Olhando para o futuro, a Comissão e a Alta Representante irão fazer um levantamento dos cabos submarinos existentes e previstos, realizar uma avaliação coordenada dos riscos dos cabos, criar uma “caixa de ferramentas de segurança dos cabos” e uma lista prioritária de projetos de cabos de interesse europeu até ao final deste ano.

"Hoje, nenhuma área da vida está livre de ameaças e comportamentos hostis. Ataques recentes a cabos submarinos deixam isso claro. É uma infraestrutura vital que nos mantém ligados à Internet e permite que a nossa energia flua, não só entre os Estados-Membros da UE, mas entre a Europa e muitas outras regiões do mundo”, afirmou Kaja Kallas, Alta Representante para os Negócios Estrangeiros e a Política de Segurança e Vice-Presidente da Comissão Europeia.

"Hoje estamos tomando medidas para proteger os cabos, detectar e antecipar ameaças mais rapidamente e reparar os danos o mais rápido possível. Devemos mobilizar todas as nossas forças, capacidades militares e civis para garantir a vigilância e atribuir ataques mais rapidamente, punindo os responsáveis pela sabotagem. Os potenciais perpetradores também devem ser dissuadidos. É isso que propomos hoje".

Nos últimos meses, os danos aos cabos em águas europeias foram extensos. No final do ano passado, o cabo submarino Estlink 2 entre a Finlândia e a Estônia foi cortado. Na mesma época, três cabos de Internet que conectavam as duas nações foram cortados e um quarto cabo de fibra óptica entre a Finlândia e a Alemanha também foi cortado.

Na época, acreditava-se que a Rússia estava por trás dos cortes de cabos. As autoridades finlandesas até apreenderam o navio Eagle S, que transportava petróleo russo, no final de dezembro, por suspeita de estar por trás dos cortes de cabos.

No início de novembro, investigadores internacionais suspeitaram que a tripulação de um navio chinês havia deliberadamente arrastado uma âncora para cortar dois cabos submarinos no Mar Báltico.

No entanto, em janeiro, vários funcionários da inteligência dos EUA e da Europa sugeriram que o dano ao cabo foi provavelmente resultado de acidentes marítimos, não de sabotagem russa.

No entanto, a situação no Mar Báltico provocou uma resposta da OTAN, que lançou um novo programa militar para fortalecer a infraestrutura subaquática na região no início do mês.

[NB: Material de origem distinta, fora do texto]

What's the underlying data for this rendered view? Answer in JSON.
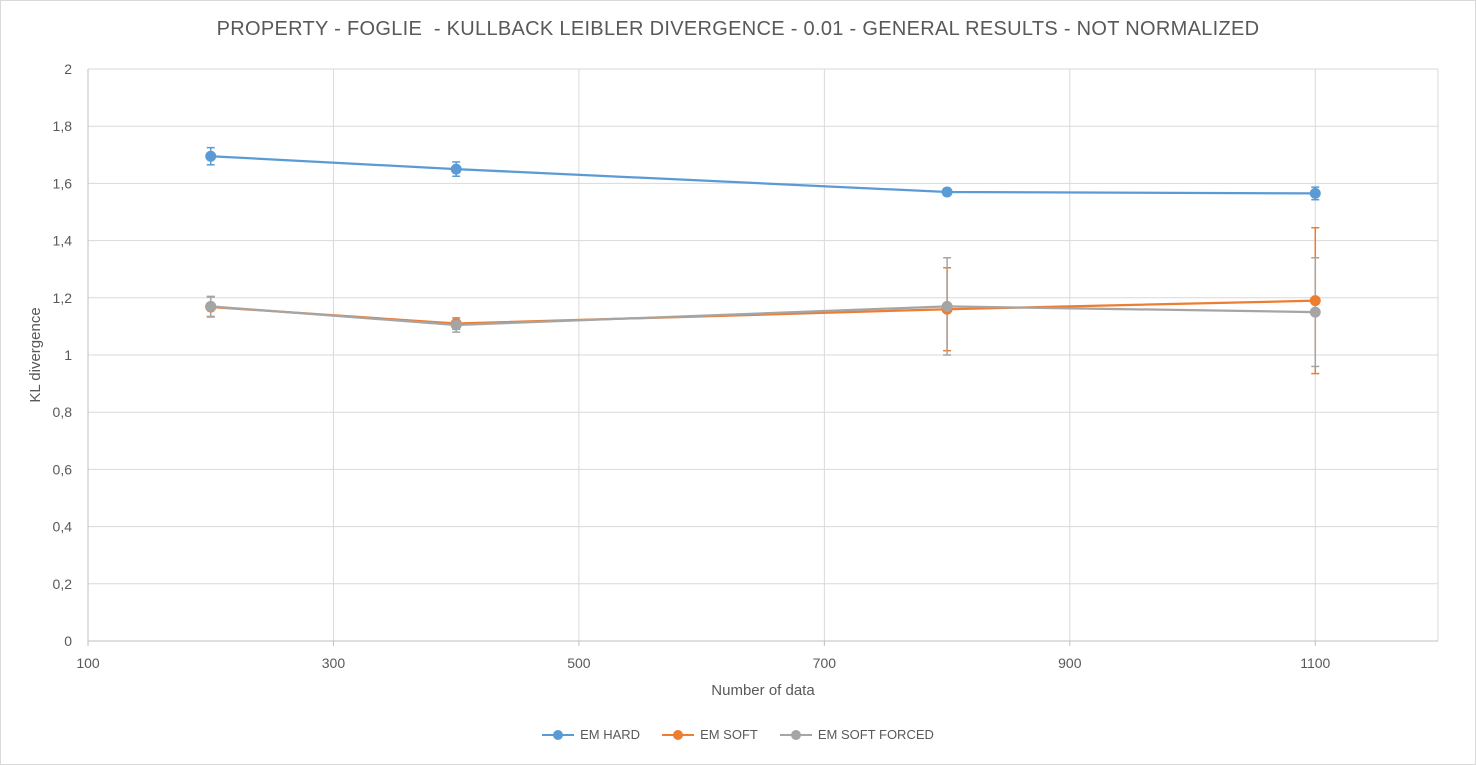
{
  "chart_data": {
    "type": "line",
    "title": "PROPERTY - FOGLIE  - KULLBACK LEIBLER DIVERGENCE - 0.01 - GENERAL RESULTS - NOT NORMALIZED",
    "xlabel": "Number of data",
    "ylabel": "KL divergence",
    "xlim": [
      100,
      1200
    ],
    "ylim": [
      0,
      2
    ],
    "x_ticks": [
      100,
      300,
      500,
      700,
      900,
      1100
    ],
    "x_tick_labels": [
      "100",
      "300",
      "500",
      "700",
      "900",
      "1100"
    ],
    "y_ticks": [
      0,
      0.2,
      0.4,
      0.6,
      0.8,
      1,
      1.2,
      1.4,
      1.6,
      1.8,
      2
    ],
    "y_tick_labels": [
      "0",
      "0,2",
      "0,4",
      "0,6",
      "0,8",
      "1",
      "1,2",
      "1,4",
      "1,6",
      "1,8",
      "2"
    ],
    "grid": true,
    "legend_position": "bottom",
    "series": [
      {
        "name": "EM HARD",
        "color": "#5b9bd5",
        "x": [
          200,
          400,
          800,
          1100
        ],
        "y": [
          1.695,
          1.65,
          1.57,
          1.565
        ],
        "error": [
          0.03,
          0.025,
          0.012,
          0.022
        ]
      },
      {
        "name": "EM SOFT",
        "color": "#ed7d31",
        "x": [
          200,
          400,
          800,
          1100
        ],
        "y": [
          1.168,
          1.11,
          1.16,
          1.19
        ],
        "error": [
          0.035,
          0.02,
          0.145,
          0.255
        ]
      },
      {
        "name": "EM SOFT FORCED",
        "color": "#a5a5a5",
        "x": [
          200,
          400,
          800,
          1100
        ],
        "y": [
          1.17,
          1.105,
          1.17,
          1.15
        ],
        "error": [
          0.035,
          0.025,
          0.17,
          0.19
        ]
      }
    ]
  }
}
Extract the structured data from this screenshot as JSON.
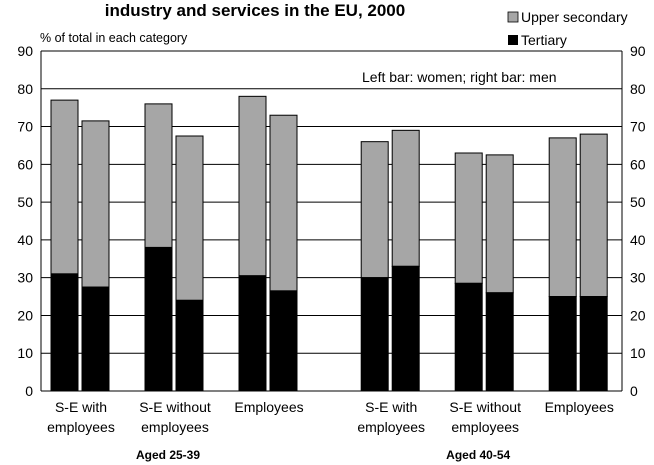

A Alemanha também fez parceria com a empresa de defesa israelense Elta para implementar um veículo não tripulado subaquático indetectável, apelidado de Baleia Azul, para patrulhar o Mar Báltico à luz dos eventos recentes.

Recentemente, um cabo que liga a Letónia à ilha sueca de Gotland foi danificado no Mar Báltico. O governo letão sugeriu que o cabo havia sido danificado devido a fatores externos, e a Guarda Costeira sueca deteve um navio chamado Vezhen.